A newly developed fluoroquinoline, Q-35 (8-OCH3), in which a methoxy group was substituted at the 8 position of the quinoline nucleus, was very stable under irradiation with long-wave UV light (UVA). Derivatives, a fluoroquinolone with no substitution (the 8-H analog) and one in which a fluorine was substituted (the 8-F analog), were degraded in their solutions by the UVA irradiation. The phototoxic inducibility by these derivatives was further studied in a murine model. When mice were dosed orally with 800 mg of Q-35 (8-OCH3) per kg of body weight, the maximum dose given, and exposed to the UVA light, no inflammatory lesions were observed in their ears. Ear redness was marked in mice given more than 12.5 mg of the 8-F analog or 200 mg of the 8-H analog per kg. Histopathological changes, edema, and infiltration of neutrophils were also observed microscopically in groups receiving the 8-H or 8-F analog but not in groups receiving Q-35 (8-OCH3). Similar inflammatory reactions were observed to occur in a dose-dependent manner with other available fluoroquinolone antibacterial agents such as lomefloxacin, enoxacin, norfloxacin, ciprofloxacin and ofloxacin. These results suggest that the introduction of a methoxy group at the 8 position of the quinolone nucleus is important for the reduction of phototoxicity.

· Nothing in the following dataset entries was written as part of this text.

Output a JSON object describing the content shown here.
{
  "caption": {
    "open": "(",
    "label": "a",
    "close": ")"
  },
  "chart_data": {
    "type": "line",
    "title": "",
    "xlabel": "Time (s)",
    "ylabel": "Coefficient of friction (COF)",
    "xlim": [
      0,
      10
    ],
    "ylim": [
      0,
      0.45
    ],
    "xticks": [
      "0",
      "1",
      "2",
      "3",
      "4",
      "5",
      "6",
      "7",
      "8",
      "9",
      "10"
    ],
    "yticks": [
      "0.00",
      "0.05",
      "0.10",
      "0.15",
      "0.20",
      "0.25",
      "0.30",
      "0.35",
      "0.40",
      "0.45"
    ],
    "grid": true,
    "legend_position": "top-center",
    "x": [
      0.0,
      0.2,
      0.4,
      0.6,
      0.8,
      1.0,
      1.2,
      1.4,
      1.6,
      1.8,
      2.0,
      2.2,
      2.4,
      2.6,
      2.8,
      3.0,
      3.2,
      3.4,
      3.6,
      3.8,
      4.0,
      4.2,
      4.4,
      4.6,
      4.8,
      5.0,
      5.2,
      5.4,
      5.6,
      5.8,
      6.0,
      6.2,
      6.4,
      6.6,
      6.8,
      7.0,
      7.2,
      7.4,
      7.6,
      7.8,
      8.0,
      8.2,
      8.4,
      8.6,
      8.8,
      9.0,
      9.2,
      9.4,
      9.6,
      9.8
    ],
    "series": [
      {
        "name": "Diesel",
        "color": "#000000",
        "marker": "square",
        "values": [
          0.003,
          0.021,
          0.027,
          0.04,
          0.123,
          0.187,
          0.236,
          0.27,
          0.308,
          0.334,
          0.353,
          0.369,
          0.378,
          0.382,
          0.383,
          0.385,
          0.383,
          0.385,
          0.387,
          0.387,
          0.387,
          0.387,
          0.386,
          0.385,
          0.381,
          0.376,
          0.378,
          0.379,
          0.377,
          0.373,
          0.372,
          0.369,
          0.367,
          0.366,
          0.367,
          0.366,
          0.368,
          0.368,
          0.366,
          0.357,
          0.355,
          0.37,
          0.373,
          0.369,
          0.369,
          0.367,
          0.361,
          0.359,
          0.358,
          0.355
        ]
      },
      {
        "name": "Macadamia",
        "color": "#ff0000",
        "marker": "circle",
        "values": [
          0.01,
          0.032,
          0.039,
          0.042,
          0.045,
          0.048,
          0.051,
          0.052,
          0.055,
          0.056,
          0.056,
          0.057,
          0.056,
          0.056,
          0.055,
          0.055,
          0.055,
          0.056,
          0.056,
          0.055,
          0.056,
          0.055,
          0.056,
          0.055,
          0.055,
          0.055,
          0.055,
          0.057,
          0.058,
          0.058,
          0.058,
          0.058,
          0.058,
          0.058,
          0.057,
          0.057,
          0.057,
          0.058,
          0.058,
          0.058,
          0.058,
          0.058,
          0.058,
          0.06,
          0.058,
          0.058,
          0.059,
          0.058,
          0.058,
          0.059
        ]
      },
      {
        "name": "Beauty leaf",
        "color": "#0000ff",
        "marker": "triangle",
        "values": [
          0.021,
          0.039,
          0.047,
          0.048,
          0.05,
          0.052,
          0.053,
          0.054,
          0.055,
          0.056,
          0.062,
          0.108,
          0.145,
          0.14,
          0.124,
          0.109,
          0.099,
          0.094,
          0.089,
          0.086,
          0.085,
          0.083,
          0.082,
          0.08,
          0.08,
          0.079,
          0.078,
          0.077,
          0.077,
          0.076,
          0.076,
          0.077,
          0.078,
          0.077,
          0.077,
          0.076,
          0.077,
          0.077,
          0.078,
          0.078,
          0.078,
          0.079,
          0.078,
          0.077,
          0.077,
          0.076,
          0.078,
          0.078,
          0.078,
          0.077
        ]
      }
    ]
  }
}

一种新开发的氟喹诺酮类药物Q-35(8-甲氧基),其喹啉核的8位被甲氧基取代,在长波紫外线(UVA)照射下非常稳定。其衍生物,即未取代的氟喹诺酮(8-H类似物)和一个氟被取代的衍生物(8-F类似物),在溶液中会被UVA照射降解。在小鼠模型中进一步研究了这些衍生物的光毒性诱导性。当给小鼠按每千克体重口服800毫克Q-35(8-甲氧基)(所给的最大剂量)并暴露于UVA光下时,在它们的耳朵中未观察到炎症损伤。每千克给予超过12.5毫克8-F类似物或200毫克8-H类似物的小鼠耳朵出现明显发红。在接受8-H或8-F类似物的组中,显微镜下也观察到组织病理学变化、水肿和中性粒细胞浸润,但在接受Q-35(8-甲氧基)的组中未观察到。用其他可用的氟喹诺酮类抗菌药物如洛美沙星、依诺沙星、诺氟沙星、环丙沙星和氧氟沙星也观察到类似的炎症反应以剂量依赖性方式发生。这些结果表明在喹诺酮核的8位引入甲氧基对于降低光毒性很重要。